In Somalia, the median Global Acute Malnutrition (GAM) prevalence has remained Serious (10–14.9%) for the past three consecutive seasons (13.1% in 2019/20 Deyr, 13.8% in 2019 Gu and 12.6 % in 2018/19 Deyr). The median prevalence of Severe Acute Malnutrition (SAM) has also remained Alert (1.1-2.4%) over the past three consecutive seasons (1.8% in 2019/20 Deyr, 2.3% in 2019 Gu and 1.9% in 2018/19 Deyr). High levels of acute malnutrition tend to persist across Somalia due to several factors, including high morbidity, low immunization and Vitamin-A supplementation, poor care practices and acute food insecurity.
Data from obtained from the Somalia Nutrition Cluster indicates a 13 percent increase in monthly new admissions of acutely malnourished children between January and March 2020 compared to the first-quarter average monthly admission for 2016-2019. This can be attributed to sporadic disease outbreaks (acute watery diarrhea- AWD/cholera and measles outbreak), and worsening of the food security situation in many areas.

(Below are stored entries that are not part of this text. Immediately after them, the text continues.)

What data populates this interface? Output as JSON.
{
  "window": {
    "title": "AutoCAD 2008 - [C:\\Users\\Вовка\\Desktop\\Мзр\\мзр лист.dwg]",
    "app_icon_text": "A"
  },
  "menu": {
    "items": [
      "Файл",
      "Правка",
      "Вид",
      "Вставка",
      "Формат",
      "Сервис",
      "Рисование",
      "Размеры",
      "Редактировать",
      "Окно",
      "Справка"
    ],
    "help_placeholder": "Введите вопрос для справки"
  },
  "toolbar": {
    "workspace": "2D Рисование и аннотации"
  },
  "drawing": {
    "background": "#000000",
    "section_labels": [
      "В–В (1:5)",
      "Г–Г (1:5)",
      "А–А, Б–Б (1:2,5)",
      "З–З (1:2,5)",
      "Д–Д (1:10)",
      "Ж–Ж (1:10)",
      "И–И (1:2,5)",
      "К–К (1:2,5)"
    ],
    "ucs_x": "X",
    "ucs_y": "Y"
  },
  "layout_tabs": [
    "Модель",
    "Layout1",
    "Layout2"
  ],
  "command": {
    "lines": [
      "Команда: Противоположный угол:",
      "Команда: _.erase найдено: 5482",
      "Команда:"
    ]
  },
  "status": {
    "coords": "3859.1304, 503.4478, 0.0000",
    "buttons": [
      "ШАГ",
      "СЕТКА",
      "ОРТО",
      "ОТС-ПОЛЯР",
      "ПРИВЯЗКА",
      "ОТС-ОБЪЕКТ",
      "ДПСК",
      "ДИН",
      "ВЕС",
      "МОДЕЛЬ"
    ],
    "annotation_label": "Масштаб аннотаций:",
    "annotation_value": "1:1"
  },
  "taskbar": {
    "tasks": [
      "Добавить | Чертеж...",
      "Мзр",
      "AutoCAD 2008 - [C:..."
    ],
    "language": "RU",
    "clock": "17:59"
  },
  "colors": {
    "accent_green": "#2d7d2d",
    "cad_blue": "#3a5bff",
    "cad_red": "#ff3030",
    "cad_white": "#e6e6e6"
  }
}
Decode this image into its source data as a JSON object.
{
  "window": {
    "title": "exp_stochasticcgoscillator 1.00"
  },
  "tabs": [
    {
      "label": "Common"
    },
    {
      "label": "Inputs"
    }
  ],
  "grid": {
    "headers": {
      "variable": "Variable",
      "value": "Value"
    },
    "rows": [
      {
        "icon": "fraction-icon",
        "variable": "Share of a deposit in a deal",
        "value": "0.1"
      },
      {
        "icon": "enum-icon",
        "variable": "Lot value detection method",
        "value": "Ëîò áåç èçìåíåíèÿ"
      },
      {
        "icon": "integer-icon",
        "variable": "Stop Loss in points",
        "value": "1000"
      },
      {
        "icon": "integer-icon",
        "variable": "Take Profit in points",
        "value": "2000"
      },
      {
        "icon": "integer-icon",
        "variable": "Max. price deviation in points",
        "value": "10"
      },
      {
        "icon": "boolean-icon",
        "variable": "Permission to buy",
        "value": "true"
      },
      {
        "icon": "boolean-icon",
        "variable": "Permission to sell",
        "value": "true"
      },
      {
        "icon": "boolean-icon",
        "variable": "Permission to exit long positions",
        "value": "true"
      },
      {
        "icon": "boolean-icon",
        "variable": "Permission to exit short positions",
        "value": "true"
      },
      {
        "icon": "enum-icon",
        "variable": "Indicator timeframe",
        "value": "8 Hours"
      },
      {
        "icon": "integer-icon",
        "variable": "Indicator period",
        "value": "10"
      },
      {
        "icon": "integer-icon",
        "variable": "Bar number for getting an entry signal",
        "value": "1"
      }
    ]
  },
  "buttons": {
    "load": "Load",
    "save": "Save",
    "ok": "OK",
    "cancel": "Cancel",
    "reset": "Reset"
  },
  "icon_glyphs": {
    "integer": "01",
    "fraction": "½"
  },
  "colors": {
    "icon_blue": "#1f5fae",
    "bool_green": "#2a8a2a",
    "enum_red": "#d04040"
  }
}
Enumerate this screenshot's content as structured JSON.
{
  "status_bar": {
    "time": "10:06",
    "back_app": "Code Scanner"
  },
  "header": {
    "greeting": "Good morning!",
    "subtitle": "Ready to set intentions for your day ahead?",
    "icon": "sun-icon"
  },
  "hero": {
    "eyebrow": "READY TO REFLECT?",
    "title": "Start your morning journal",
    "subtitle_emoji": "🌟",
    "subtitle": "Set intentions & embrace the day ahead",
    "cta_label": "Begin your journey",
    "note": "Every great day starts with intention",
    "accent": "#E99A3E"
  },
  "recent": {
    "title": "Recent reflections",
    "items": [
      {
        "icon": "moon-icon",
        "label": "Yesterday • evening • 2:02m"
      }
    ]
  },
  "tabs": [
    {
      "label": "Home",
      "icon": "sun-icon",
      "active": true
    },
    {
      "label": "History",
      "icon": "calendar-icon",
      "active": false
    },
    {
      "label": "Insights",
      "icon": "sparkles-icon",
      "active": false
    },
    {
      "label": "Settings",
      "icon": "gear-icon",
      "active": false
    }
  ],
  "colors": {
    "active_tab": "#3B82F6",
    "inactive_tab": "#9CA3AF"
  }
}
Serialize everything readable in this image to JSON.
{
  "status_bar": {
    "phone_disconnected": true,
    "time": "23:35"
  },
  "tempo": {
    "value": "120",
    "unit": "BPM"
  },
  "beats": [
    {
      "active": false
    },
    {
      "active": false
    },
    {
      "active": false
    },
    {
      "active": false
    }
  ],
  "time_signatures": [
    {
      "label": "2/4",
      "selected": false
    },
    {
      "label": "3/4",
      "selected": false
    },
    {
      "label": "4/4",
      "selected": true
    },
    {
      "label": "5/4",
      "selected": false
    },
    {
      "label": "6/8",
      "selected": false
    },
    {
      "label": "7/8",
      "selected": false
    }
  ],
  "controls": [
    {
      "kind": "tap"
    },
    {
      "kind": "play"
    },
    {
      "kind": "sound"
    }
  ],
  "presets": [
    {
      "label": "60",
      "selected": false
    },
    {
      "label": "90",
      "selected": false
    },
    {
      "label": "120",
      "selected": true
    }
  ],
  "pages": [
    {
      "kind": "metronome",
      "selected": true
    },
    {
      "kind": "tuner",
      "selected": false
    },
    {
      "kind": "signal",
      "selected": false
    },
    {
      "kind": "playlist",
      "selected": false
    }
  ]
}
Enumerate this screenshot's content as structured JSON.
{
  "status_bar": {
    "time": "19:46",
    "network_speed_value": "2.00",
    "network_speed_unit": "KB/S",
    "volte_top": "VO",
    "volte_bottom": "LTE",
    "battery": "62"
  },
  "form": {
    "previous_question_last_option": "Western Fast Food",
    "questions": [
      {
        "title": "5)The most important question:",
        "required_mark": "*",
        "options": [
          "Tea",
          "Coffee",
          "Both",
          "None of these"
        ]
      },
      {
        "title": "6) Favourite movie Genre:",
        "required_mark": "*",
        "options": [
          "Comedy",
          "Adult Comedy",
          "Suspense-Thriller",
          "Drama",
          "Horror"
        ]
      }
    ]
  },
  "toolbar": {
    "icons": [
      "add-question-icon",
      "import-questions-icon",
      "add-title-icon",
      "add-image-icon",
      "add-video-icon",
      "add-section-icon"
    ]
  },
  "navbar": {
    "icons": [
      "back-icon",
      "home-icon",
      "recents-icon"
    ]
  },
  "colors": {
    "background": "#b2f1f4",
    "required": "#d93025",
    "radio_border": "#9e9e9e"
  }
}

According to data obtained from the Somalia Health Cluster and WHO, there has been a 7 percent decrease in reported measles cases across Somalia compared to the first-quarter average for 2016-2019 but 71 percent increase compared to the first quarter of 2019 (Figure 11). Measles cases are expected to increase during the second quarter (April-June 2020) and last quarter (October-December 2020) based trends observed on historical data. The largest measles outbreaks (≥70 cases) were reported during the first quarter of 2020 in Baydhaba/Bay (81 cases), Cadaado/Galgadud (213 cases), Jilib/Middle Juba (152 cases), Saakow/Middle Juba (73 cases), Kismaayo/Lower Juba (73 cases) and Mogadishu/Banadir (909 cases).
The socio-economic and healthcare impact of COVID-19 is likely to lead to worsening nutrition outcomes among vulnerable groups, including poor households in urban areas and among Internally Displaced Persons (IDPs) who live in crowded, unhygienic conditions and makeshifts shelters in urban areas in the context of declining employment and income earning opportunities and rising food prices.
However, SOYDA have been providing integrated package of nutrition, Food Security, Education, Civic Education, Youth empowerment, WASH, protection, and health intervention in Benadir, Southwest and Jubbaland State of Somalia.
SOYDA shall however, continue its program implementation to enable reduce the vulnerability as well as provide improved lifesaving Health, Nutrition, WASH, Food Security, Protection and Education services.